Enquiry about object: 5196
Rare Malay Carved Horn & Wood Fire Strikers (Gobek Api)
Malay People, Malay Peninsula, Malaysia late 19th century
lengths: 8.5cm-12.6cm
Provenance
collected by Alwyn Sidney Haynes (1878-1963), and thence by descent. Haynes was a colonial administrator in Malaya and the Straits Settlements between 1901 and 1934. He held many posts including Acting British Resident, Pahang (1924); British Resident, Perak (1925); British Advisor, Kedah (1925); British Advisor, Kelantan (1930); and Acting Colonial Administrator, Straits Settlements (1933), after which he retired and returned to England, and lived near Stratford-upon-Avon, and then in Leamington Spa. Haynes loaned some of the items he collected in Malaya to the Pitt Rivers Museum in Oxford in 1939. He was awarded an Order of the British Empire (OBE) in 1950.
Each of these rare Malay fire strikers known as a gobek api is made of carved and turned horn (the darker examples) and wood (the lighter example). Each has a stupa-type shape and comprises two parts – a chamber and a pumping spindle with a handle.

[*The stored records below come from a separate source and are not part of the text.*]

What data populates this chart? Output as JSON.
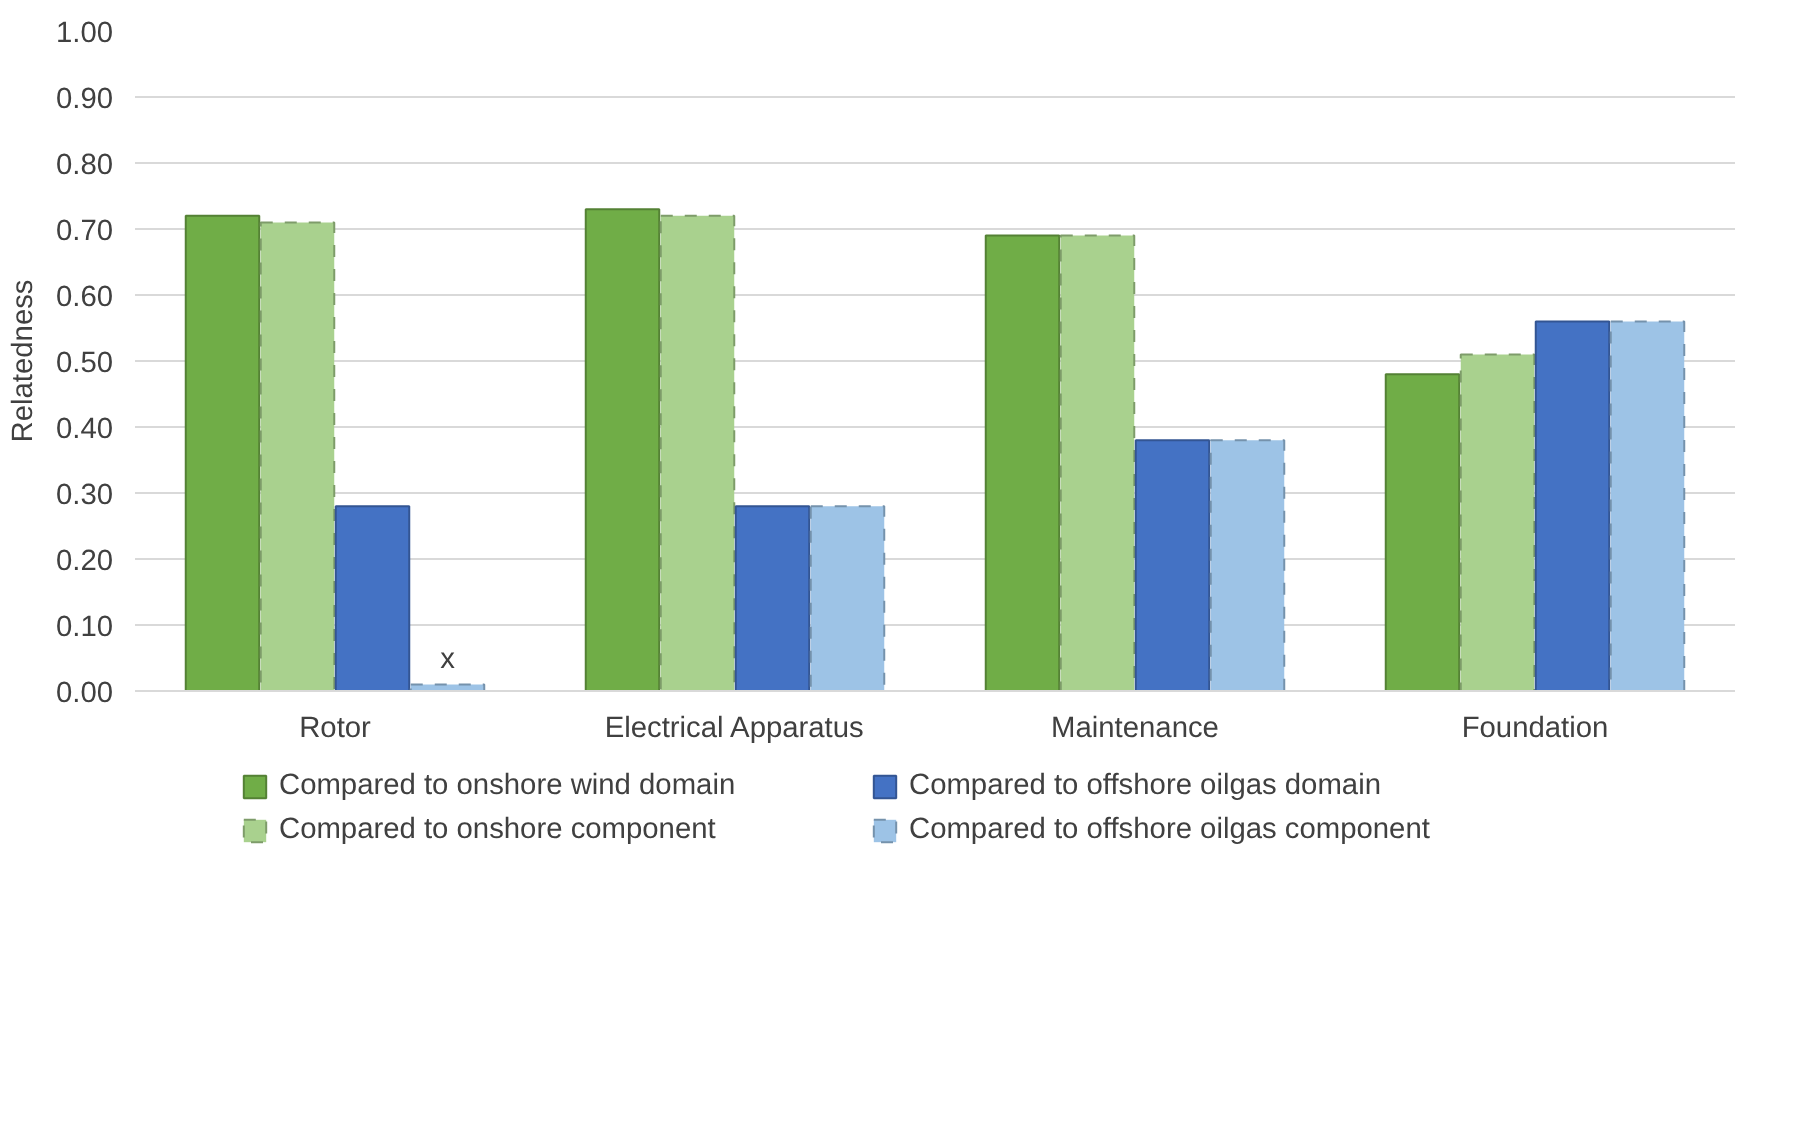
{
  "chart_data": {
    "type": "bar",
    "ylabel": "Relatedness",
    "categories": [
      "Rotor",
      "Electrical Apparatus",
      "Maintenance",
      "Foundation"
    ],
    "series": [
      {
        "name": "Compared to onshore wind domain",
        "color": "#70ad47",
        "values": [
          0.72,
          0.73,
          0.69,
          0.48
        ]
      },
      {
        "name": "Compared to onshore component",
        "color": "#a9d18e",
        "values": [
          0.71,
          0.72,
          0.69,
          0.51
        ],
        "line_style": "dashed"
      },
      {
        "name": "Compared to offshore oilgas domain",
        "color": "#4472c4",
        "values": [
          0.28,
          0.28,
          0.38,
          0.56
        ]
      },
      {
        "name": "Compared to offshore oilgas component",
        "color": "#9dc3e6",
        "values": [
          0.01,
          0.28,
          0.38,
          0.56
        ],
        "line_style": "dashed"
      }
    ],
    "ylim": [
      0,
      1
    ],
    "yticks": [
      {
        "value": 0,
        "label": "0.00"
      },
      {
        "value": 0.1,
        "label": "0.10"
      },
      {
        "value": 0.2,
        "label": "0.20"
      },
      {
        "value": 0.3,
        "label": "0.30"
      },
      {
        "value": 0.4,
        "label": "0.40"
      },
      {
        "value": 0.5,
        "label": "0.50"
      },
      {
        "value": 0.6,
        "label": "0.60"
      },
      {
        "value": 0.7,
        "label": "0.70"
      },
      {
        "value": 0.8,
        "label": "0.80"
      },
      {
        "value": 0.9,
        "label": "0.90"
      },
      {
        "value": 1,
        "label": "1.00"
      }
    ],
    "grid": "y",
    "legend": "bottom",
    "annotations": [
      "x"
    ]
  }
}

Wealthy Malay men would carry such a device with them to light their cheroot of rolled tobacco in a leaf (rokok daun). The gobek api ingeniously functioned as something like a vacuum pump with the fire being obtained via air compression. Friction from vigorous pumping action would light the thin wad of cotton wound around the tip of the spindle and this would then be used to light the cheroot.
Related examples are illustrated in Noor & Khoo (2003, p. 105).
The four here are in fine condition and each has superb patina.
References
Noor, F. & E. Khoo, Spirit of Wood: The Art of Malay Woodcarving, Periplus, 2003.